For My Crimes is a deeply intimate record. Adding to the album’s intimate nature is Nadler’s oil paintings as the abstract artwork. Nadler leaves listeners with a goodbye to the end of an era in album closer, “Said Goodbye To That Car.” While most melodies found in For My Crimes are subtle and take time to reveal themselves as accessible, “Said Goodbye To That Car” is an exception. The catchy, nostalgic hook, “119,657 and the engine blew / 119,657 and I thought of you” is immediate. The car Nadler references is one that “took a bullet in the roof in New Haven”; she also “took the plates off the back,” and let’s not forget: “I kicked off the rearview mirror.” Nadler effectively and regretfully signals the end of a relationship. Sometimes, For My Crimes is steeped in bitterness. Other times, it’s so melancholy and personal that I catch myself thinking; I shouldn’t be hearing this. Nonetheless, For My Crimes is always engrossing. Marissa Nadler’s voice is not of this world. Her lush folk sound is hypnotizing and, again, not of this world.

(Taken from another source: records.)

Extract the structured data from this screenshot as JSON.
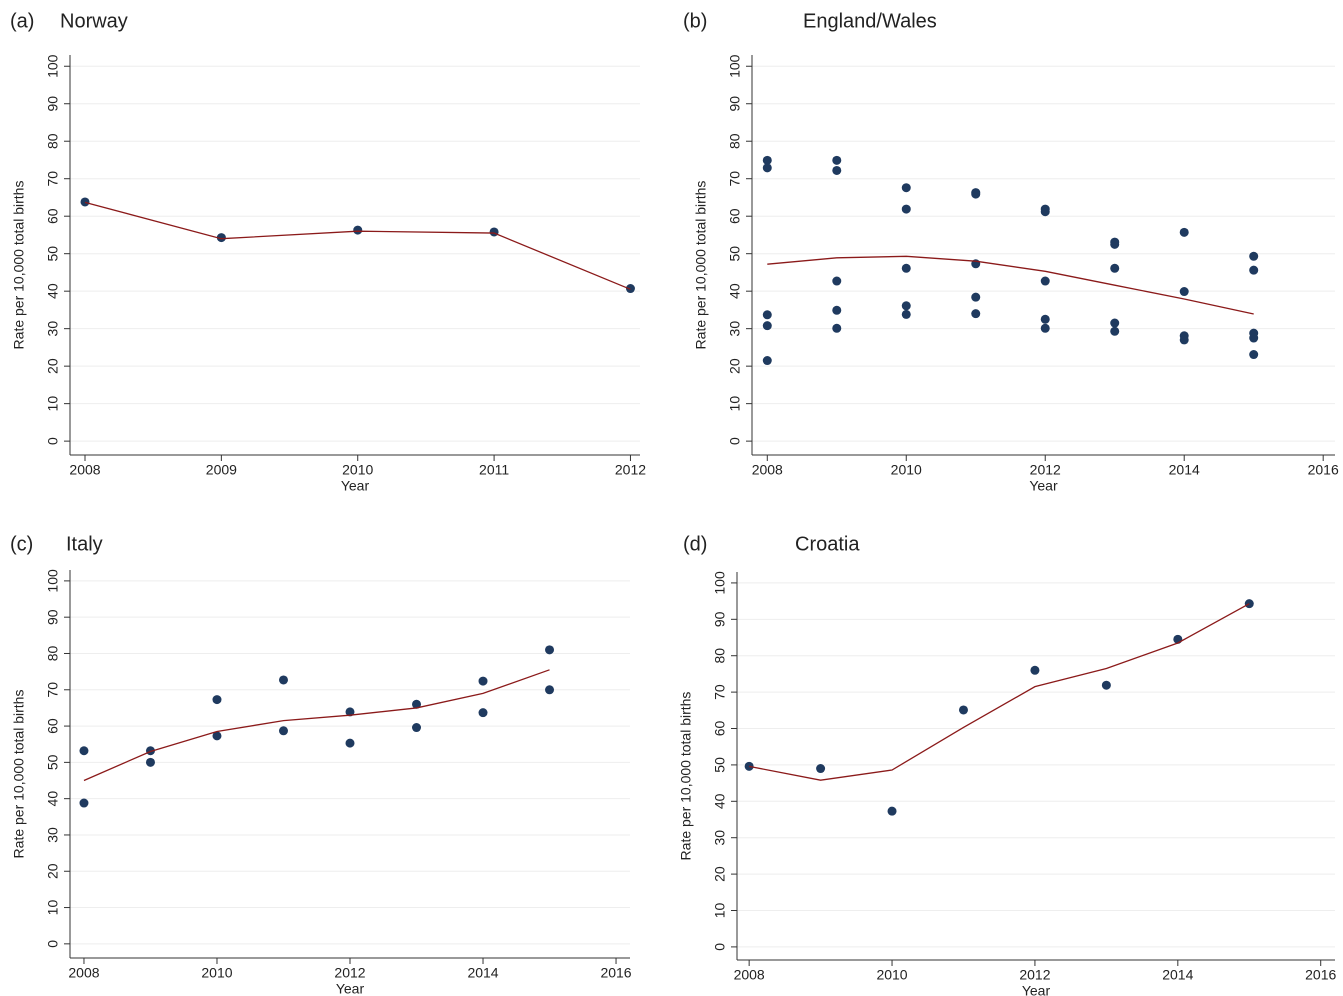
{
  "chart_data": [
    {
      "type": "scatter",
      "panel_label": "(a)",
      "title": "Norway",
      "x_label": "Year",
      "y_label": "Rate per 10,000 total births",
      "xlim": [
        2007.89,
        2012.07
      ],
      "xticks": [
        2008,
        2009,
        2010,
        2011,
        2012
      ],
      "ylim": [
        -3.7,
        103
      ],
      "yticks": [
        0,
        10,
        20,
        30,
        40,
        50,
        60,
        70,
        80,
        90,
        100
      ],
      "grid": true,
      "series": [
        {
          "kind": "scatter",
          "color": "#1f3a5f",
          "x": [
            2008,
            2009,
            2010,
            2011,
            2012
          ],
          "values": [
            63.8,
            54.3,
            56.3,
            55.8,
            40.7
          ]
        },
        {
          "kind": "line",
          "color": "#8b1a1a",
          "x": [
            2008,
            2009,
            2010,
            2011,
            2012
          ],
          "values": [
            63.7,
            54.0,
            56.0,
            55.5,
            40.5
          ]
        }
      ]
    },
    {
      "type": "scatter",
      "panel_label": "(b)",
      "title": "England/Wales",
      "x_label": "Year",
      "y_label": "Rate per 10,000 total births",
      "xlim": [
        2007.78,
        2016.17
      ],
      "xticks": [
        2008,
        2010,
        2012,
        2014,
        2016
      ],
      "ylim": [
        -3.7,
        103
      ],
      "yticks": [
        0,
        10,
        20,
        30,
        40,
        50,
        60,
        70,
        80,
        90,
        100
      ],
      "grid": true,
      "series": [
        {
          "kind": "scatter",
          "color": "#1f3a5f",
          "x": [
            2008,
            2008,
            2008,
            2008,
            2008,
            2009,
            2009,
            2009,
            2009,
            2009,
            2010,
            2010,
            2010,
            2010,
            2010,
            2011,
            2011,
            2011,
            2011,
            2011,
            2012,
            2012,
            2012,
            2012,
            2012,
            2013,
            2013,
            2013,
            2013,
            2013,
            2014,
            2014,
            2014,
            2014,
            2015,
            2015,
            2015,
            2015,
            2015
          ],
          "values": [
            74.9,
            72.9,
            33.7,
            30.8,
            21.5,
            74.9,
            72.2,
            42.7,
            34.9,
            30.1,
            67.6,
            61.9,
            46.1,
            36.1,
            33.8,
            66.3,
            65.9,
            47.3,
            38.4,
            34.0,
            61.9,
            61.2,
            42.7,
            32.5,
            30.1,
            53.1,
            52.5,
            46.1,
            31.5,
            29.3,
            55.7,
            39.9,
            28.1,
            27.0,
            49.3,
            45.6,
            28.8,
            27.5,
            23.1
          ]
        },
        {
          "kind": "line",
          "color": "#8b1a1a",
          "x": [
            2008,
            2009,
            2010,
            2011,
            2012,
            2013,
            2014,
            2015
          ],
          "values": [
            47.2,
            48.9,
            49.3,
            48.0,
            45.3,
            41.6,
            37.9,
            33.9
          ]
        }
      ]
    },
    {
      "type": "scatter",
      "panel_label": "(c)",
      "title": "Italy",
      "x_label": "Year",
      "y_label": "Rate per 10,000 total births",
      "xlim": [
        2007.79,
        2016.21
      ],
      "xticks": [
        2008,
        2010,
        2012,
        2014,
        2016
      ],
      "ylim": [
        -3.9,
        103
      ],
      "yticks": [
        0,
        10,
        20,
        30,
        40,
        50,
        60,
        70,
        80,
        90,
        100
      ],
      "grid": true,
      "series": [
        {
          "kind": "scatter",
          "color": "#1f3a5f",
          "x": [
            2008,
            2008,
            2009,
            2009,
            2010,
            2010,
            2011,
            2011,
            2012,
            2012,
            2013,
            2013,
            2014,
            2014,
            2015,
            2015
          ],
          "values": [
            53.2,
            38.8,
            53.2,
            50.0,
            67.3,
            57.3,
            72.7,
            58.7,
            63.9,
            55.3,
            66.0,
            59.6,
            72.4,
            63.7,
            81.0,
            70.0
          ]
        },
        {
          "kind": "line",
          "color": "#8b1a1a",
          "x": [
            2008,
            2009,
            2010,
            2011,
            2012,
            2013,
            2014,
            2015
          ],
          "values": [
            45.0,
            53.0,
            58.5,
            61.5,
            63.0,
            65.0,
            69.0,
            75.5
          ]
        }
      ]
    },
    {
      "type": "scatter",
      "panel_label": "(d)",
      "title": "Croatia",
      "x_label": "Year",
      "y_label": "Rate per 10,000 total births",
      "xlim": [
        2007.83,
        2016.2
      ],
      "xticks": [
        2008,
        2010,
        2012,
        2014,
        2016
      ],
      "ylim": [
        -3.6,
        103
      ],
      "yticks": [
        0,
        10,
        20,
        30,
        40,
        50,
        60,
        70,
        80,
        90,
        100
      ],
      "grid": true,
      "series": [
        {
          "kind": "scatter",
          "color": "#1f3a5f",
          "x": [
            2008,
            2009,
            2010,
            2011,
            2012,
            2013,
            2014,
            2015
          ],
          "values": [
            49.6,
            49.0,
            37.3,
            65.1,
            76.0,
            71.9,
            84.5,
            94.3
          ]
        },
        {
          "kind": "line",
          "color": "#8b1a1a",
          "x": [
            2008,
            2009,
            2010,
            2011,
            2012,
            2013,
            2014,
            2015
          ],
          "values": [
            49.6,
            45.8,
            48.6,
            60.3,
            71.5,
            76.5,
            83.5,
            94.3
          ]
        }
      ]
    }
  ]
}
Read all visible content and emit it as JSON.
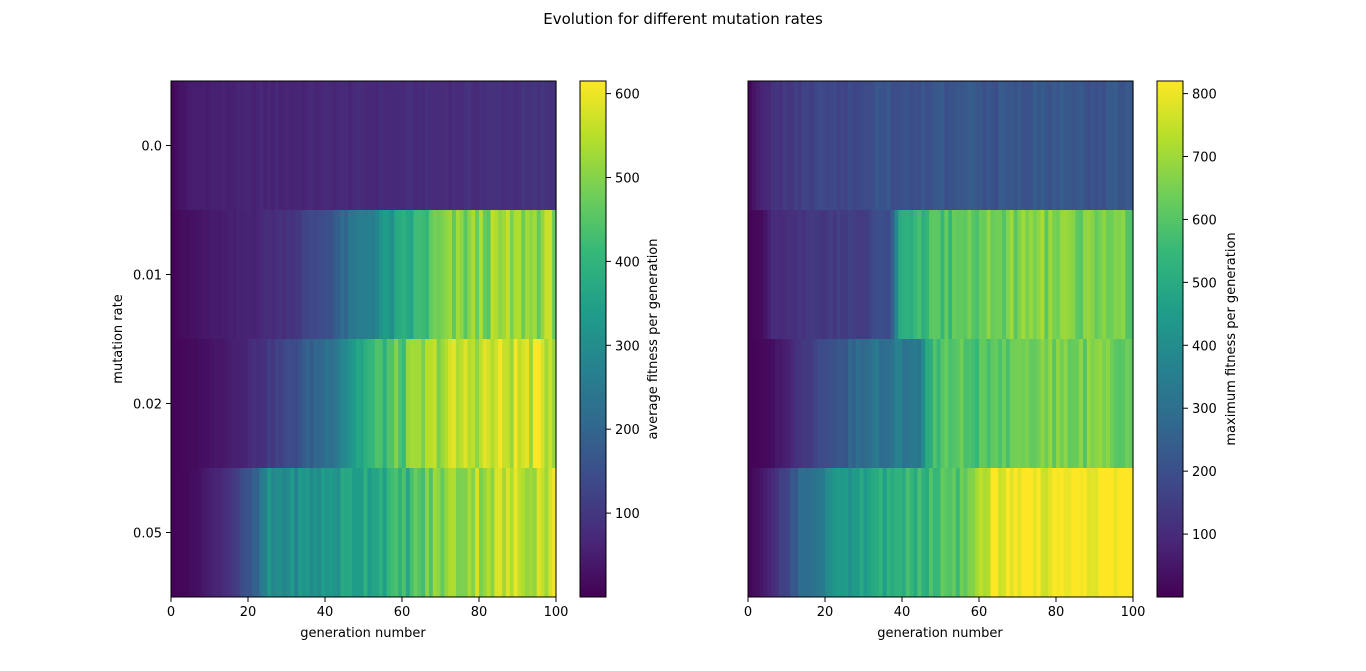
{
  "suptitle": "Evolution for different mutation rates",
  "colormap_stops": [
    "#440154",
    "#482878",
    "#3e4989",
    "#31688e",
    "#26828e",
    "#1f9e89",
    "#35b779",
    "#6ece58",
    "#b5de2b",
    "#fde725"
  ],
  "chart_data": [
    {
      "type": "heatmap",
      "xlabel": "generation number",
      "ylabel": "mutation rate",
      "xlim": [
        0,
        100
      ],
      "xticks": [
        0,
        20,
        40,
        60,
        80,
        100
      ],
      "rows": [
        "0.0",
        "0.01",
        "0.02",
        "0.05"
      ],
      "colorbar": {
        "label": "average fitness per generation",
        "min": 0,
        "max": 615,
        "ticks": [
          100,
          200,
          300,
          400,
          500,
          600
        ]
      },
      "series": [
        {
          "mutation_rate": "0.0",
          "anchors": [
            [
              0,
              5
            ],
            [
              2,
              30
            ],
            [
              6,
              50
            ],
            [
              20,
              60
            ],
            [
              50,
              70
            ],
            [
              75,
              80
            ],
            [
              100,
              90
            ]
          ]
        },
        {
          "mutation_rate": "0.01",
          "anchors": [
            [
              0,
              5
            ],
            [
              3,
              20
            ],
            [
              10,
              40
            ],
            [
              20,
              60
            ],
            [
              30,
              90
            ],
            [
              40,
              150
            ],
            [
              50,
              260
            ],
            [
              60,
              350
            ],
            [
              70,
              470
            ],
            [
              80,
              500
            ],
            [
              100,
              520
            ]
          ]
        },
        {
          "mutation_rate": "0.02",
          "anchors": [
            [
              0,
              5
            ],
            [
              5,
              15
            ],
            [
              10,
              30
            ],
            [
              20,
              70
            ],
            [
              30,
              130
            ],
            [
              40,
              220
            ],
            [
              50,
              380
            ],
            [
              60,
              460
            ],
            [
              70,
              540
            ],
            [
              80,
              560
            ],
            [
              100,
              570
            ]
          ]
        },
        {
          "mutation_rate": "0.05",
          "anchors": [
            [
              0,
              5
            ],
            [
              5,
              15
            ],
            [
              10,
              50
            ],
            [
              15,
              90
            ],
            [
              22,
              180
            ],
            [
              25,
              290
            ],
            [
              40,
              320
            ],
            [
              50,
              370
            ],
            [
              60,
              400
            ],
            [
              70,
              500
            ],
            [
              80,
              540
            ],
            [
              100,
              570
            ]
          ]
        }
      ]
    },
    {
      "type": "heatmap",
      "xlabel": "generation number",
      "xlim": [
        0,
        100
      ],
      "xticks": [
        0,
        20,
        40,
        60,
        80,
        100
      ],
      "rows": [
        "0.0",
        "0.01",
        "0.02",
        "0.05"
      ],
      "colorbar": {
        "label": "maximum fitness per generation",
        "min": 0,
        "max": 820,
        "ticks": [
          100,
          200,
          300,
          400,
          500,
          600,
          700,
          800
        ]
      },
      "series": [
        {
          "mutation_rate": "0.0",
          "anchors": [
            [
              0,
              5
            ],
            [
              2,
              60
            ],
            [
              7,
              120
            ],
            [
              15,
              160
            ],
            [
              30,
              200
            ],
            [
              60,
              220
            ],
            [
              100,
              220
            ]
          ]
        },
        {
          "mutation_rate": "0.01",
          "anchors": [
            [
              0,
              5
            ],
            [
              4,
              30
            ],
            [
              6,
              100
            ],
            [
              15,
              130
            ],
            [
              30,
              160
            ],
            [
              37,
              200
            ],
            [
              40,
              500
            ],
            [
              50,
              580
            ],
            [
              60,
              640
            ],
            [
              75,
              660
            ],
            [
              100,
              640
            ]
          ]
        },
        {
          "mutation_rate": "0.02",
          "anchors": [
            [
              0,
              5
            ],
            [
              5,
              20
            ],
            [
              12,
              100
            ],
            [
              20,
              200
            ],
            [
              30,
              280
            ],
            [
              40,
              340
            ],
            [
              45,
              360
            ],
            [
              48,
              580
            ],
            [
              60,
              600
            ],
            [
              80,
              650
            ],
            [
              100,
              640
            ]
          ]
        },
        {
          "mutation_rate": "0.05",
          "anchors": [
            [
              0,
              5
            ],
            [
              3,
              40
            ],
            [
              8,
              140
            ],
            [
              15,
              300
            ],
            [
              23,
              420
            ],
            [
              40,
              520
            ],
            [
              55,
              600
            ],
            [
              60,
              700
            ],
            [
              63,
              800
            ],
            [
              100,
              810
            ]
          ]
        }
      ]
    }
  ]
}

I’m not writing to convince anyone that For My Crimes is Marissa Nadler’s best album yet or a contender for album of the year. I don’t have those answers, nor do I want to have them. But, I do wake up with a line or two in my head, I feel lucky to be here at the same time as Marissa Nadler, I’m fortunate to be writing about this album, and I’m entranced. That’s more than enough for me.